Electrophysiologic characterization of dronedarone in guinea pig ventricular cells.

The electrophysiological properties of dronedarone (SR33589), a noniodinated amiodarone-like agent, were studied on action potential (AP) and contraction of papillary muscle and on membrane ionic currents, Ca2 + transient, and shortening of ventricular cells of the guinea pig heart. In multicellular preparations, dronedarone (3, 10, and 30 μM) decreased maximum rate of rise of AP (dV/dt max) with a concentration- and frequency-dependent relationship; resting potential was not modified and AP amplitude was decreased only at 30 μM. The effects of dronedarone on AP durations (APDs) at different percentages of repolarization were not significantly changed, except for a slight decrease in APD 30 and APD 50 at the highest concentration.

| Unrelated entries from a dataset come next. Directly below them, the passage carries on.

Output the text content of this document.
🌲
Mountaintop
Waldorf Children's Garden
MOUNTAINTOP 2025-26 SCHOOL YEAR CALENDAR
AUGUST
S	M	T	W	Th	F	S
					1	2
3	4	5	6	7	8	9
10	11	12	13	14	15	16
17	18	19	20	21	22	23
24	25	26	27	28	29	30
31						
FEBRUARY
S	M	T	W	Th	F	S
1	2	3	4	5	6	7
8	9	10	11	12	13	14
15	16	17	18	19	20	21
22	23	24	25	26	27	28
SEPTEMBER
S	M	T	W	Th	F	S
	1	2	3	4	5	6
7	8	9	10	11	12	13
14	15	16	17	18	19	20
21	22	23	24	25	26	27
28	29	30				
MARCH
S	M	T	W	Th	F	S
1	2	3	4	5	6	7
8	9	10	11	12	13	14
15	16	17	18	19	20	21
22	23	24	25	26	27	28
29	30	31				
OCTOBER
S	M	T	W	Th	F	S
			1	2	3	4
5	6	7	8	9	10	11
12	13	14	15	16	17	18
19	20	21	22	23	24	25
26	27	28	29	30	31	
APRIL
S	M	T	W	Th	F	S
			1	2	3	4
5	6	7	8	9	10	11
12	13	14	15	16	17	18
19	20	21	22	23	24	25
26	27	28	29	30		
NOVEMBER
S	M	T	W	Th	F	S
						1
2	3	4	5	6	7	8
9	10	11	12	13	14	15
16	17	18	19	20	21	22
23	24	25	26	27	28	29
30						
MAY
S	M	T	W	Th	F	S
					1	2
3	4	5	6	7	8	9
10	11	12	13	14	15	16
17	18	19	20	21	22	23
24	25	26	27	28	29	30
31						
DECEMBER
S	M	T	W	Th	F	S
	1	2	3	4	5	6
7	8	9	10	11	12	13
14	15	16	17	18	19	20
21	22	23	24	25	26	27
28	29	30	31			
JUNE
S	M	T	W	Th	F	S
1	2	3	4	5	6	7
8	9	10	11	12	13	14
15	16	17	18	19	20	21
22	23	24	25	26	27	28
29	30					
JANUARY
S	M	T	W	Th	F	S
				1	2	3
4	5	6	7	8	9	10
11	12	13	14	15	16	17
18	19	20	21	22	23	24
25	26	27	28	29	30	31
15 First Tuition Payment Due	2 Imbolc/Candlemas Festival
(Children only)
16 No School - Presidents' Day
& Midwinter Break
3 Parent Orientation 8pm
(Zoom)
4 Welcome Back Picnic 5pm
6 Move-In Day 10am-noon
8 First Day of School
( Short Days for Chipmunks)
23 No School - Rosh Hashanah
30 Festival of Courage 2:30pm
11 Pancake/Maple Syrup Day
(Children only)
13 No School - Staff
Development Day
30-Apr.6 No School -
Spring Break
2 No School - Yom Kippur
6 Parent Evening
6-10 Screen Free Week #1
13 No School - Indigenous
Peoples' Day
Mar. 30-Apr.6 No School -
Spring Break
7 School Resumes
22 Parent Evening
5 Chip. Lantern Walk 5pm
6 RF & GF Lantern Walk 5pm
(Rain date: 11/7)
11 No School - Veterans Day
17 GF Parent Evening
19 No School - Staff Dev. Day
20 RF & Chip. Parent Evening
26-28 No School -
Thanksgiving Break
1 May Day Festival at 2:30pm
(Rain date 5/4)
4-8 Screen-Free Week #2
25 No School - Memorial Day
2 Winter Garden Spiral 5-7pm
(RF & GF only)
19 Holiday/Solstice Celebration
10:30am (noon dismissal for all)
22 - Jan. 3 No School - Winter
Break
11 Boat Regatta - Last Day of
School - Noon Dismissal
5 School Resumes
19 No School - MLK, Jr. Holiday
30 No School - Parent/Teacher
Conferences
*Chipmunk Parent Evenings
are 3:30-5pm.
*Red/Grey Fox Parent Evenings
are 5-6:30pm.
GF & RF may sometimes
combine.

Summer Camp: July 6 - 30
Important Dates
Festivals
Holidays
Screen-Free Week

In isolated ventricular myocytes, dronedarone inhibited rapidly activating delayed-rectifier K + current (I Kr ) (median inhibitory concentration [IC 50 ] ≤ 3 μM; voltage-independent); slowly activating delayed-rectifier K + current (I Ks ) (IC 50 ? 10 μM; voltage-dependent and time-, frequency-, or use-independent); and inward rectifier potassium current (I K1 ) (IC 50 ≥ 30 μM). Dronedarone blocked L-type Ca 2+ current (I Ca(L) ) (IC 50 = 0.18 ± 0.018 μM at a stimulation frequency of 0.033 Hz) in a use- and frequency-dependent manner. Simultaneously to these electrophysiological effects, dronedarone reduced contraction amplitudes of papillary muscle and decreased Ca 2+ transient and shortening of ventricular myocytes. The results show that dronedarone is a multichannel blocker because it decreases dV/dt max (I Na ), I Ca(L) , I Kr , l Ks , and I Kt . These effects are accompanied by a reduction in free intracellular calcium and contraction amplitudes. Dronedarone does not significantly change APD whatever the stimulation frequency. Our data demonstrate that the acute electrophysiological characteristics of dronedarone, despite absence of iodine in its molecular structure, are very similar to those of amiodarone in cardiac ventricle.